3-D model reveals cancer cell motility
Raquel Harper
Most cancers become fatal when cells
break away from the primary tumor and travel through the bloodstream to other parts
of the body, where they settle and divide once again. Pharmaceutical companies use
2-D assays to investigate drugs that can combat cancer cell migration. In these
assays, researchers have found that the cells move across the surface of a matrix
in a single plane using counteracting tractile and adhesion forces. However, 3-D
confocal images now have shown that something different might be happening.
Muhammad H. Zaman and his colleagues, working
at Whitehead Institute for Biomedical Research in Cambridge, Mass., believed that
investigations on artificial 2-D plates might not provide all the crucial information
about cell motility. According to Zaman, understanding how cancer cells migrate
through the bloodstream will enable researchers to determine which individual receptors
are responsible for the cancer cells’ increased migration. He believes that
they can target those receptors and find a way to control metastasis.
Zaman and his team decided to look
at the trends of prostate cancer cells’ movement in the 3-D environment of
gels derived from mouse sarcomas. Because cancer cells use clawlike proteins called
integrins to pull themselves forward through their surrounding matrix, Zaman disabled
some of these integrins to see what the 3-D imaging would reveal.
Researchers have discovered that 3-D imaging reveals information
about a cancer cell’s motility that 2-D imaging does not. The confocal image
on the left shows a prostate cancer cell in 3-D with all of its integrins intact
and expressing. The right 3-D image shows the change in a cancer cell’s shape
when some of its integrins are blocked, which means that the cell’s ability
to migrate also is different. Images reprinted with permission of PNAS.
They labeled the cells with a green
tracker dye from Molecular Probes (now Invitrogen Corp.) and embedded them inside
the gel to mimic a tissue environment. After the gel polymerized, they imaged the
cells with a confocal microscope — from PerkinElmer Inc. of Wellesley, Mass.
— with a spinning disk at 25x and 40x magnifications.
Zaman explained that only a confocal
instrument could provide high-resolution imaging that would allow them to look at
the details of one cell at a time as well as of a population of cancer cells over
a long period. Bright-field microscopy would only enable them to image the whole
field at once, resulting in photobleaching after just a few hours.

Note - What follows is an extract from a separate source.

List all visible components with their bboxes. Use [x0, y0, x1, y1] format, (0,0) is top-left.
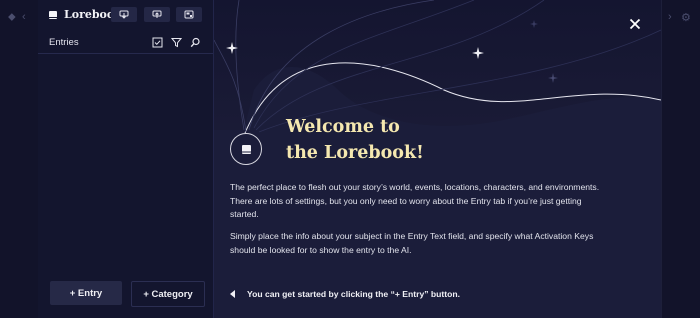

The researchers collected images every
15 minutes for six hours, with each image consisting of a 100-μm Z-stack at
0.5-μm intervals. They also collected 2-D data on all of the same cancer cells,
so that they could provide a good comparison with their 3-D results. Zaman said
that this was perhaps the most challenging part of the experiment, as it took them
a long time to acquire both 2- and 3-D data.
He had been working simultaneously
on a mathematical model that would help explain how drugs influence metastasis.
The model predicted that the density and stiffness of the extracellular matrix would
significantly affect a cancer cell’s motility.
The imaging revealed contrasting results
to the well-established findings from 2-D assays. Instead of compensating for a
decrease in the number of integrins by binding in areas of higher matrix densities
(as found in 2-D systems), the cells in 3-D appeared to find areas that were less
dense. They also took on a different shape as they moved through pores of varying
sizes.
Zaman believes that their findings
help explain why 2-D assays for metastasis-inhibiting drugs do not effectively predict
their effects in tissue. He hopes to see 3-D assays, accompanied by appropriate
computational models, used to predict how drugs will affect metastasis.
Now at the University of Texas in Austin,
Zaman plans to continue investigating how the cell attaches to the matrix and, specifically,
to find which receptors are responsible for cancer cell migration. He also would
like to study cancer cells that come directly from the patient, instead of those
that have been being transformed to cell culture.
PNAS, July 18, 2006, pp. 10889-10894.